RESUMO Ele não vê sua escola do coração desfilar e também não é notado pelo público que comparece às arquibancadas do Anhembi, em São Paulo. Uma vez por ano, o motorista Luiz Rezende, 56, troca a boleia do caminhão por um apertado e desafiador "cockpit" do samba. A caminho de seu 12º Carnaval como piloto de carro alegórico da X-9 Paulistana, Rezende coleciona histórias e alguns ferimentos de batalha.

Sou motorista profissional há mais de 30 anos. Dirijo caminhão todos os dias, o que facilita pilotar um veículo do tamanho do carro alegórico. Moro perto da quadra e faço por amor à escola. Não tem remuneração que pague.

Estava trabalhando na quadra para ajudar na montagem dos equipamentos e dos carros quando disseram que precisavam de gente para dirigir. Eu me ofereci e, de lá para cá, não parei mais. Este será o meu 12º Carnaval pela X-9 Paulistana.

É preciso ter muita atenção na pista.
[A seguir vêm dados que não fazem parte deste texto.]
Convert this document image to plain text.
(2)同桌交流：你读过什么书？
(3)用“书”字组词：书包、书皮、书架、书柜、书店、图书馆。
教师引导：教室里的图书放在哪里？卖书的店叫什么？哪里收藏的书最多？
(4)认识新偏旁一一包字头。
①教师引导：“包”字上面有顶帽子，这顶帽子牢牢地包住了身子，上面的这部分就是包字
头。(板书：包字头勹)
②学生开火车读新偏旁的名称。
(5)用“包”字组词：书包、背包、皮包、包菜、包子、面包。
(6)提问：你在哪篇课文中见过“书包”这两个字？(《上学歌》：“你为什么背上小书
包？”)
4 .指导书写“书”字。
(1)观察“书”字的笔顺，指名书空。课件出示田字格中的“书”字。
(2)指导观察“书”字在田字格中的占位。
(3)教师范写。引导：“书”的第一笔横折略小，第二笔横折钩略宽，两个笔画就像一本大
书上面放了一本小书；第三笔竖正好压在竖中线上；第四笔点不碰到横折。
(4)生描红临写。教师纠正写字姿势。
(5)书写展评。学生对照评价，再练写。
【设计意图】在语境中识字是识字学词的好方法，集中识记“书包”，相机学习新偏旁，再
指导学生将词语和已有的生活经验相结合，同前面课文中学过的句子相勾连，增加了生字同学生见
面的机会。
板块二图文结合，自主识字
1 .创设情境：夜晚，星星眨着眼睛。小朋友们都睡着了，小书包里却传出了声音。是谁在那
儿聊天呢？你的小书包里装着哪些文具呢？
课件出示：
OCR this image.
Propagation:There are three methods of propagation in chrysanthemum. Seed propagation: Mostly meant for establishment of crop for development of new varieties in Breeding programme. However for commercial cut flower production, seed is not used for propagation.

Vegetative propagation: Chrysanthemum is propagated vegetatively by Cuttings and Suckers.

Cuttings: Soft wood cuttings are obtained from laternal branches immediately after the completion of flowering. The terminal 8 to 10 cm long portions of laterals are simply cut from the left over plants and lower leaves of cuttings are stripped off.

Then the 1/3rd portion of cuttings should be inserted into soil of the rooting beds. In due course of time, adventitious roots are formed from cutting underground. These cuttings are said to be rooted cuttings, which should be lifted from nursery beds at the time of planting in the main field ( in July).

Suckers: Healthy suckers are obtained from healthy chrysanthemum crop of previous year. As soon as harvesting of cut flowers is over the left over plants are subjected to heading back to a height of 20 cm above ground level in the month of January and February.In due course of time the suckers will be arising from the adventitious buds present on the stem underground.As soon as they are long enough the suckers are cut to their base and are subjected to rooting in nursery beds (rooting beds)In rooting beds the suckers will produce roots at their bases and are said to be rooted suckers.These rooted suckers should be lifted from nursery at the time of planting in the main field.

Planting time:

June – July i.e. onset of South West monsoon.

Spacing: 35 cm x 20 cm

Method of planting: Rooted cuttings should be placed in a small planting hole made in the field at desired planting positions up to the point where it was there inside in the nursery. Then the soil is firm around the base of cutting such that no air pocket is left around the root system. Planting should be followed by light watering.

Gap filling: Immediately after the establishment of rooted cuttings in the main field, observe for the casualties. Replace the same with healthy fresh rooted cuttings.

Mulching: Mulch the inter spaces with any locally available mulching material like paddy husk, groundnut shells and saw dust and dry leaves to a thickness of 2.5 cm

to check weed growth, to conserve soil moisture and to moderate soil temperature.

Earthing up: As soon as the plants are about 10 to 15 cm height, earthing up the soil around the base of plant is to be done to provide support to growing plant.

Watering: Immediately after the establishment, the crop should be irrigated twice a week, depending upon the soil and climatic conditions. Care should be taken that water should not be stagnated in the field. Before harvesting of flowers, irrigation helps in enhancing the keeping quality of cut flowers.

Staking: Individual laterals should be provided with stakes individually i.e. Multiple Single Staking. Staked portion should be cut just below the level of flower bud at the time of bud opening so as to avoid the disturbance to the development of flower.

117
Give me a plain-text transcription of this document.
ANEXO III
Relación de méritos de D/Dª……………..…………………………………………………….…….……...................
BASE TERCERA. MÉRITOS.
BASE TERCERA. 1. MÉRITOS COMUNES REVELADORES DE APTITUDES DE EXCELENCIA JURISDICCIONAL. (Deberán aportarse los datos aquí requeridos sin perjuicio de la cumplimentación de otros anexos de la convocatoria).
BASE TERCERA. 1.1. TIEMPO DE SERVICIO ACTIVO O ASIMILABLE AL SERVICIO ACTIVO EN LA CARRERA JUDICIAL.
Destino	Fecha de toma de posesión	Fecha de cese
Eu nem vejo a escola passar. O local para o piloto é desconfortável, fica escondido, às vezes atrás de uma roda e bem colado ao chão. A gente está debaixo de todas aquelas alegorias.

O motorista, em geral, não tem visão. Tem de ir na sensibilidade. Há uma fita amarrada que vai raspando no chão e uma linha pintada no asfalto do Anhembi, que marca o centro da passarela. A gente dirige olhando para a fita e para a pista, tentando seguir o traço.

É um trabalho de muita responsabilidade. Um vacilo pode acabar com o Carnaval da escola. Se erramos a manobra, mesmo que por poucos centímetros, a escola poderá ser penalizada e até rebaixada.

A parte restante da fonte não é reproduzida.